Andrei Doanca
Andrei Doanca

Reputation: 251

perl split interesting behavior

can somebody explain this weird behavior:

I hava path in a string and I want to split it for each backslash

my $path = "D:\Folder\AnotherFolder\file.txt";

my @folders = split('\', $path);

in the case above it won't work not even if escaping the backslash like this:

my @folders = split('\\', $path);

but in the case of a regexp it will work:

my @folders = split( /\\/, $path);

why is so?

Upvotes: 7

Views: 4517

Answers (4)

psxls
psxls

Reputation: 6925

When split is used in the form of split STRING and not split REGEX, the string is being converted into a regex. In your case split '\\' will be converted to split /\/ since the first backslash is considered an escape character.

The correct way to do it is split '\\\\' which will be translated to split /\\/.

Upvotes: 2

Borodin
Borodin

Reputation: 126722

One of the neater ways to extract the elements of a path is to extract all sequences of characters other than a path separator.

use strict;
use warnings;

my $path = 'D:\Folder\AnotherFolder\file.txt';
my @path = $path =~ m([^/\\]+)g;

print "$_\n" for @path;

output

D:
Folder
AnotherFolder
file.txt

Upvotes: 2

TLP
TLP

Reputation: 67900

I think amon gave the best literal answer to your question in his comment:

more explicitly: strings and regexes have different rules for escaping. If a string is used in place of a regex, the string literals suffer from double escaping

Meaning that split '\\' uses a string and split /\\/ uses a regex.

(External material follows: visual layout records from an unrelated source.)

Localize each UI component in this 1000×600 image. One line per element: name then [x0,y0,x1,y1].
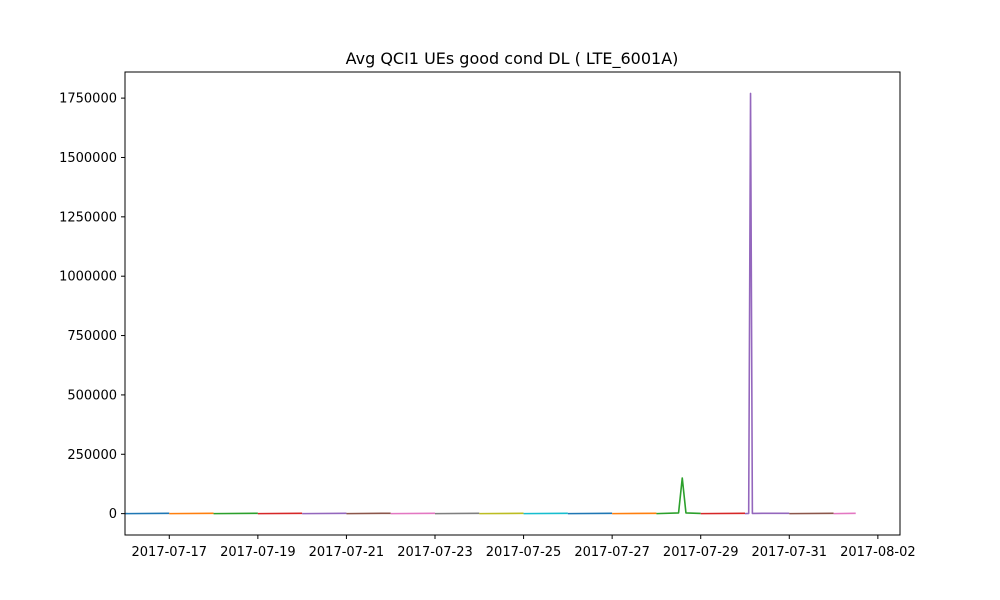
y-tick-label: 1000000 [59,270,117,285]
series-line-15 [744,92,790,515]
x-tick-label: 2017-07-23 [397,545,473,560]
x-tick-label: 2017-07-29 [663,545,739,560]
y-tick-label: 0 [109,507,117,522]
chart-title: Avg QCI1 UEs good cond DL ( LTE_6001A) [346,49,679,69]
x-tick-label: 2017-07-19 [220,545,296,560]
y-tick-label: 250000 [67,448,117,463]
x-tick-label: 2017-07-21 [309,545,385,560]
x-tick-label: 2017-07-25 [486,545,562,560]
x-tick-label: 2017-07-27 [574,545,650,560]
y-tick-label: 1750000 [59,92,117,107]
y-axis: 0 250000 500000 750000 1000000 1250000 1500000… [59,92,125,522]
x-tick-label: 2017-07-17 [132,545,208,560]
series-layer [124,92,856,515]
plot-area-frame [124,71,901,536]
y-tick-label: 500000 [67,388,117,403]
x-tick-label: 2017-08-02 [840,545,916,560]
y-tick-label: 750000 [67,329,117,344]
x-axis: 2017-07-17 2017-07-19 2017-07-21 2017-07-23… [132,535,916,560]
y-tick-label: 1250000 [59,210,117,225]
y-tick-label: 1500000 [59,151,117,166]
x-tick-label: 2017-07-31 [752,545,828,560]
series-line-13 [656,477,701,515]
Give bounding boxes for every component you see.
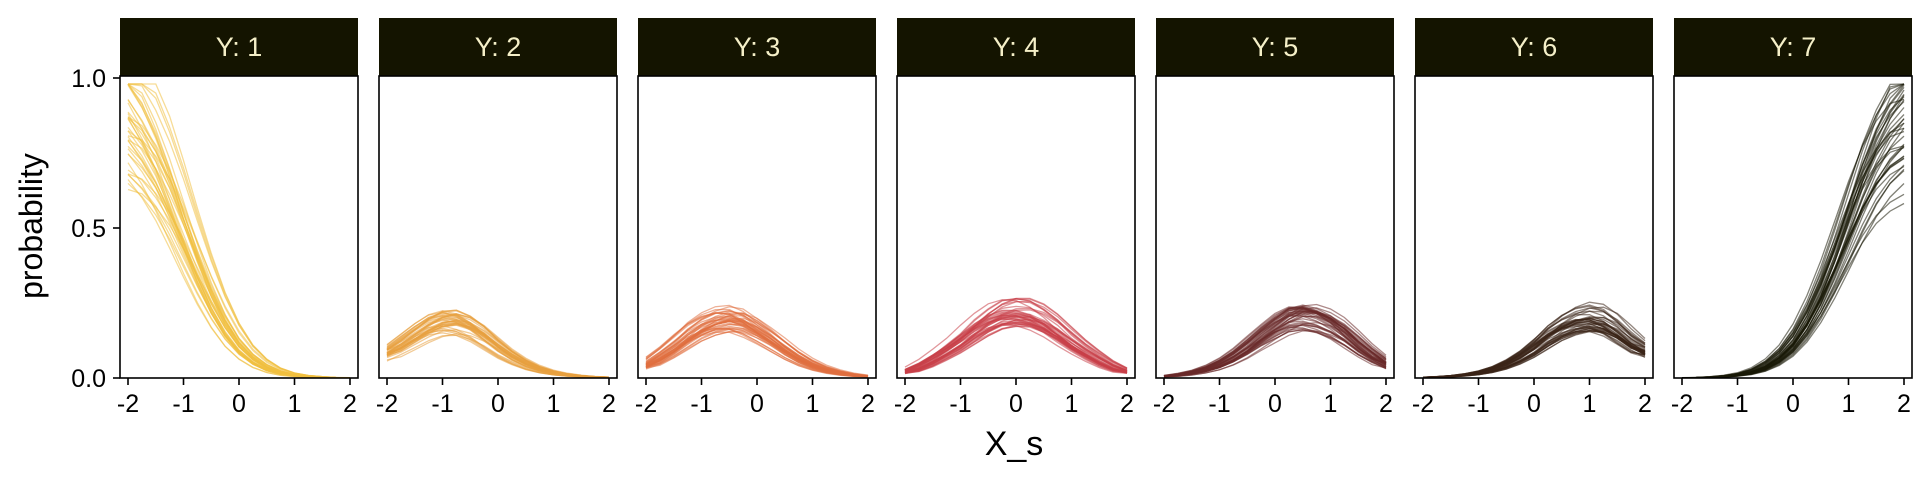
x-tick-label: 0 (491, 390, 505, 418)
facet-panel: Y: 1 -2 -1 0 1 2 (117, 18, 359, 418)
posterior-draws (1681, 83, 1905, 378)
y-tick-label: 0.5 (71, 215, 106, 243)
x-tick-label: 1 (1324, 390, 1338, 418)
x-tick-label: -1 (431, 390, 453, 418)
facet-strip (638, 18, 876, 76)
posterior-draws (904, 297, 1128, 375)
x-tick-label: 1 (1065, 390, 1079, 418)
x-tick-label: -1 (1467, 390, 1489, 418)
x-tick-label: 0 (232, 390, 246, 418)
x-tick-label: 1 (288, 390, 302, 418)
draw-line (904, 324, 1128, 375)
facet-panel: Y: 5 -2 -1 0 1 2 (1153, 18, 1395, 418)
x-tick-label: 2 (1638, 390, 1652, 418)
y-tick-label: 1.0 (71, 65, 106, 93)
posterior-draws (386, 309, 610, 378)
facet-strip (1156, 18, 1394, 76)
draw-line (127, 99, 351, 378)
facet-strip-label: Y: 1 (216, 32, 263, 62)
facet-panel: Y: 4 -2 -1 0 1 2 (894, 18, 1136, 418)
draw-line (645, 327, 869, 378)
x-tick-label: 0 (750, 390, 764, 418)
x-tick-label: 1 (806, 390, 820, 418)
y-axis-title: probability (13, 153, 49, 299)
draw-line (1163, 307, 1387, 377)
x-tick-label: -1 (172, 390, 194, 418)
facet-strip (1415, 18, 1653, 76)
x-tick-label: -2 (635, 390, 657, 418)
x-tick-label: -1 (949, 390, 971, 418)
x-tick-label: 2 (1897, 390, 1911, 418)
x-tick-label: -2 (376, 390, 398, 418)
posterior-draws (1422, 301, 1646, 378)
x-tick-label: -2 (117, 390, 139, 418)
facet-panel: Y: 2 -2 -1 0 1 2 (376, 18, 618, 418)
draw-line (1681, 145, 1905, 378)
x-tick-label: 0 (1527, 390, 1541, 418)
facet-panel: Y: 7 -2 -1 0 1 2 (1671, 18, 1913, 418)
x-tick-label: -2 (894, 390, 916, 418)
facet-strip-label: Y: 7 (1770, 32, 1817, 62)
draw-line (386, 325, 610, 378)
facet-strip (379, 18, 617, 76)
facet-panel: Y: 6 -2 -1 0 1 2 (1412, 18, 1654, 418)
posterior-draws (127, 83, 351, 378)
x-tick-label: 2 (343, 390, 357, 418)
draw-line (1163, 306, 1387, 377)
draw-line (127, 83, 351, 378)
facet-panel: Y: 3 -2 -1 0 1 2 (635, 18, 877, 418)
x-tick-label: 1 (547, 390, 561, 418)
draw-line (1681, 193, 1905, 378)
posterior-draws (1163, 303, 1387, 378)
draw-line (1163, 307, 1387, 377)
draw-line (1422, 324, 1646, 378)
x-tick-label: 2 (861, 390, 875, 418)
x-tick-label: 2 (1379, 390, 1393, 418)
x-tick-label: 1 (1842, 390, 1856, 418)
x-tick-label: -2 (1153, 390, 1175, 418)
draw-line (904, 322, 1128, 374)
facet-strip-label: Y: 5 (1252, 32, 1299, 62)
draw-line (127, 99, 351, 378)
draw-line (904, 299, 1128, 372)
x-tick-label: -1 (690, 390, 712, 418)
draw-line (645, 318, 869, 378)
x-tick-label: -2 (1412, 390, 1434, 418)
x-tick-label: -2 (1671, 390, 1693, 418)
draw-line (645, 320, 869, 378)
x-tick-label: 0 (1009, 390, 1023, 418)
x-tick-label: 0 (1786, 390, 1800, 418)
panel-frame (896, 75, 1136, 379)
x-tick-label: -1 (1726, 390, 1748, 418)
facet-panels: Y: 1 -2 -1 0 1 2 Y: 2 -2 -1 0 1 2 Y: 3 -2 -1 0 1 2 Y: 4 -2 -… (117, 18, 1913, 418)
draw-line (127, 179, 351, 378)
x-tick-label: 2 (602, 390, 616, 418)
draw-line (904, 314, 1128, 374)
y-axis: 0.0 0.5 1.0 (71, 65, 120, 393)
x-tick-label: 2 (1120, 390, 1134, 418)
posterior-draws (645, 304, 869, 378)
draw-line (1163, 303, 1387, 378)
facet-strip-label: Y: 3 (734, 32, 781, 62)
x-axis-title: X_s (985, 425, 1044, 463)
x-tick-label: 0 (1268, 390, 1282, 418)
draw-line (127, 182, 351, 378)
x-tick-label: -1 (1208, 390, 1230, 418)
draw-line (1422, 329, 1646, 378)
draw-line (386, 328, 610, 378)
facet-strip (897, 18, 1135, 76)
y-tick-label: 0.0 (71, 365, 106, 393)
facet-strip-label: Y: 2 (475, 32, 522, 62)
facet-strip (1674, 18, 1912, 76)
draw-line (1681, 96, 1905, 378)
facet-strip-label: Y: 4 (993, 32, 1040, 62)
facet-strip (120, 18, 358, 76)
x-tick-label: 1 (1583, 390, 1597, 418)
facet-strip-label: Y: 6 (1511, 32, 1558, 62)
draw-line (1163, 310, 1387, 377)
draw-line (904, 323, 1128, 374)
draw-line (904, 300, 1128, 373)
draw-line (1422, 330, 1646, 378)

As a practical answer, I wanted to add this:

Perhaps you should consider using a module suited for splitting paths. File::Spec is a core module in Perl 5. And also, you have to escape backslash in a double quoted string, which you have not done. You can also use single quotes, which looks a bit better in my opinion.

use strict;
use warnings;
use Data::Dumper;
use File::Spec;

my $path = 'D:\Folder\AnotherFolder\file.txt';  # note the single quotes
my @elements = File::Spec->splitdir($path);
print Dumper \@elements;

Output:

$VAR1 = [
          'D:',
          'Folder',
          'AnotherFolder',
          'file.txt'
        ];

Upvotes: 6

DJG
DJG

Reputation: 6543

If you look at the documentation by running:

perldoc -f split

you will see three forms of arguments that split can take:

split /PATTERN/,EXPR,LIMIT
split /PATTERN/,EXPR
split /PATTERN/

This means that even when you pass split a string as the first argument, perl is coercing it into a regex.

If we look at the warnings we get when trying to do something like this in re.pl:

$ my $string_with_backslashes = "Hello\\there\\friend";
Hello\there\friend
$ my @arry = split('\\', $string_with_backslashes);
Compile error: Trailing \ in regex m/\/ at (eval 287) line 6.

we see that first, '\\' is interpolated as a backslash escape followed by an actual backslash, which evaluates to a single backslash.

split then puts the backslash we gave it, and coerces it to a regex as if we had written:

$ my @arry = split(/\/, $string_with_backslashes);

which doesn't work because there is only a single backslash which is interpreted as simply escaping the forward slash after it (without having a terminating /) to show that the regex has ended.

Upvotes: 2

Related Questions